Plan B - Cut 4 to 6 inch wide strips, sew ends of strips to make a long strip. Sew a hem all around. Will produce a scarf with single thickness but twice as long.

I'm leaning toward Plan A because the hem is hidden inside the piece and good side of cloth is always out.

Any suggestions on thread and tension settings for a Singer sewing machine?

Have a good day!
Franco Rios
Sacramento


----------



## Ruby (May 10, 2002)

I can't help you with the tension setting but I would go with a fine silk type thread. Maybe a fine polyester. I like the plan A also. For one it will me much easier because silk is not real easy to work with so hemming will not be real easy.


----------



## mekasmom (Jan 19, 2010)

I used them to cover photo albums before. Then I put a lacy fabric over them. A nice cream colored silk looks wonderful if you are making a wedding album. And you can use the other colors for other albums or to match the secondary color to the wedding. I know my BIL/SIL wedding was marron and white, so I did the album itself in white with white lace then put a maroon colored covering on a photo holder on the front.


----------



## rabbitgeek (Mar 22, 2008)

I was just thinking I could piece together scraps from different shirts and make crazy scarves.

That way I could use up pieces from shirt sleeves, shoulders, etc.

Just thinking out loud here.

Have a good day!


----------



## rabbitgeek (Mar 22, 2008)

Thank you Ruby and Mekasmom.

I'll post some pictures when I get done.

Have a good day!


----------



## RedDirt Cowgirl (Sep 21, 2010)

First, you should be able to find a silk-finish cotton thread (Metler) if you can't find silk - no way is polyester a good choice.
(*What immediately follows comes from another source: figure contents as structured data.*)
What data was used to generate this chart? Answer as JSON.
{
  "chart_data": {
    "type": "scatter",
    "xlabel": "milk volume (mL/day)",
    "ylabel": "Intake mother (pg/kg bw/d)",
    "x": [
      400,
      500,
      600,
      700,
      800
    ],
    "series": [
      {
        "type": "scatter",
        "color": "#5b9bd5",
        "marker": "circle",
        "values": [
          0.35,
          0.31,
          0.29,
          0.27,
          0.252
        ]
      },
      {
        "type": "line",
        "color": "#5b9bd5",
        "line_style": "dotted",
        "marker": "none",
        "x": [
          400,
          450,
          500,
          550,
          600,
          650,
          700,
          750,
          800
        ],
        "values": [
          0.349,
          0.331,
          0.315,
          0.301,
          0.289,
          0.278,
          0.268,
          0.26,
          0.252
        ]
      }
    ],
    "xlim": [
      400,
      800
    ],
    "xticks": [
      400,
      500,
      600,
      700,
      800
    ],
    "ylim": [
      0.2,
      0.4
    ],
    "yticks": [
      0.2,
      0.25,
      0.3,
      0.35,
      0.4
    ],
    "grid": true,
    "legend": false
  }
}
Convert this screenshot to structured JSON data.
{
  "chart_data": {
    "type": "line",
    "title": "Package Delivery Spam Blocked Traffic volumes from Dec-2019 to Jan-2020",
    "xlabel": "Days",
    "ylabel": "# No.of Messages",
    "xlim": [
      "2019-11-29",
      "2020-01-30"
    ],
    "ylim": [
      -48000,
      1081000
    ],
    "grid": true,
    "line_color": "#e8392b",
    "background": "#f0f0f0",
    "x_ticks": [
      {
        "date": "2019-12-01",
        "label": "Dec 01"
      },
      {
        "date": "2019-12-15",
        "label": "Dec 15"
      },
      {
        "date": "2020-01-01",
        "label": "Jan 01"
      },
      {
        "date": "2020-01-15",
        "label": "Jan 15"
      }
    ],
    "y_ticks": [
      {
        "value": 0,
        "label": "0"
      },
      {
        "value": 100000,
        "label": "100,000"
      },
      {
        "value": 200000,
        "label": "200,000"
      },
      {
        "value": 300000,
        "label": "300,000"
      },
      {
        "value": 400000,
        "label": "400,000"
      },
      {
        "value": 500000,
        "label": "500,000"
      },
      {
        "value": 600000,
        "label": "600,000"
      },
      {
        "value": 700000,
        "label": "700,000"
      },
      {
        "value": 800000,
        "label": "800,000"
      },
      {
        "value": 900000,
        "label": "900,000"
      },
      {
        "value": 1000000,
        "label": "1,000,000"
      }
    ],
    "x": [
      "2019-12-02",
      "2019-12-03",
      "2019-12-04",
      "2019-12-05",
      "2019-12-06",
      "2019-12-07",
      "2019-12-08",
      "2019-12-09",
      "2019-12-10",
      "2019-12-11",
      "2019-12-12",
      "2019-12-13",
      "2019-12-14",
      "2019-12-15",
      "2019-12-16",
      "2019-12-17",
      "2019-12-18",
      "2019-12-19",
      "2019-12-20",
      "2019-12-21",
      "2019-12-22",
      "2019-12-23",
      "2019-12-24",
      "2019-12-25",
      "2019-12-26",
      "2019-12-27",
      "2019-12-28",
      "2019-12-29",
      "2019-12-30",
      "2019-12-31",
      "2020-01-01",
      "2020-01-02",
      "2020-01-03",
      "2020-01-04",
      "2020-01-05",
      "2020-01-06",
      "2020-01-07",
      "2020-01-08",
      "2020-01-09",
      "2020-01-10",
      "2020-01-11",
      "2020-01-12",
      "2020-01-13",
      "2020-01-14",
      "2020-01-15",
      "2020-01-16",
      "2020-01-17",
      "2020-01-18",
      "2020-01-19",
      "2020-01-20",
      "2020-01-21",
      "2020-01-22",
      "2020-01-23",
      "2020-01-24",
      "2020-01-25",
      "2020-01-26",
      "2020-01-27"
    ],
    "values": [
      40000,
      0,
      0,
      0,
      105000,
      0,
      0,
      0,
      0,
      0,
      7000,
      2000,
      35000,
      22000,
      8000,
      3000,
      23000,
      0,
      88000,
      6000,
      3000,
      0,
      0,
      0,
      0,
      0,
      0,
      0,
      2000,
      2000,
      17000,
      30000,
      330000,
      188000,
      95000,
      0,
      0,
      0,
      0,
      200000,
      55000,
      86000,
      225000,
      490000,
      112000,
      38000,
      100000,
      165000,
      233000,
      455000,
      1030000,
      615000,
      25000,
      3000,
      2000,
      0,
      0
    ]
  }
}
Even a crummy old cotton thread would be better. Go to a quilting store, there's some fabulous Egyptian cotton embroidery thread now.

I like Plan A so seams can be hidden inside, and it allows for easier piecing and is a lot easier to wear. My jazziest piece was a 6 inch diameter, strip pieced, with a short seed bead fringe. Pretty labor intensive, used 4 shirts, but actually the bead fringe made an easy finish. No way would I ever hem a single layer pieced scarf. And you would have to flat fell the seams. I used a french seam, very forgiving of wobbles and no frayed threads to show through. Iron as you go.

Your tension won't be the issue as much as stabalizing the fabric to run under the needle - I used tear away tissue, and just layed pieces of it under the work as I went along, 12 stitches per inch on the lightest weight silk, didn't adjust the tension on my old Singer from what I use for cotton shirting. Let me know if you want to talk recycling silk t-shirts...:monkey:


----------



## rabbitgeek (Mar 22, 2008)

Thank you Reddirt Cowgirl,

I like the idea of using tissue to stabilize the fabric. Thanks for the SPI setting. 

I'll post pictures as I go.

Have a good day!


----------



## rabbitgeek (Mar 22, 2008)

Here is my silk scarf made from a silk shirt. I have some more pictures on my blog.
http://francosfiberadventure.blogspot.com/2013/01/silk-scarf.html

Have a good day!


----------



## RedDirt Cowgirl (Sep 21, 2010)

Very nice work!


----------



## rabbitgeek (Mar 22, 2008)

Thank you RedDirt Cowgirl. 

It was fun. Your input was very helpful.

Do you have any tips for keeping it flat? Just ironing does not seem to hold it flat.
I thought maybe a couple rows of stitching lengthwise?

Thank you again for your tips!
Have a good day!


----------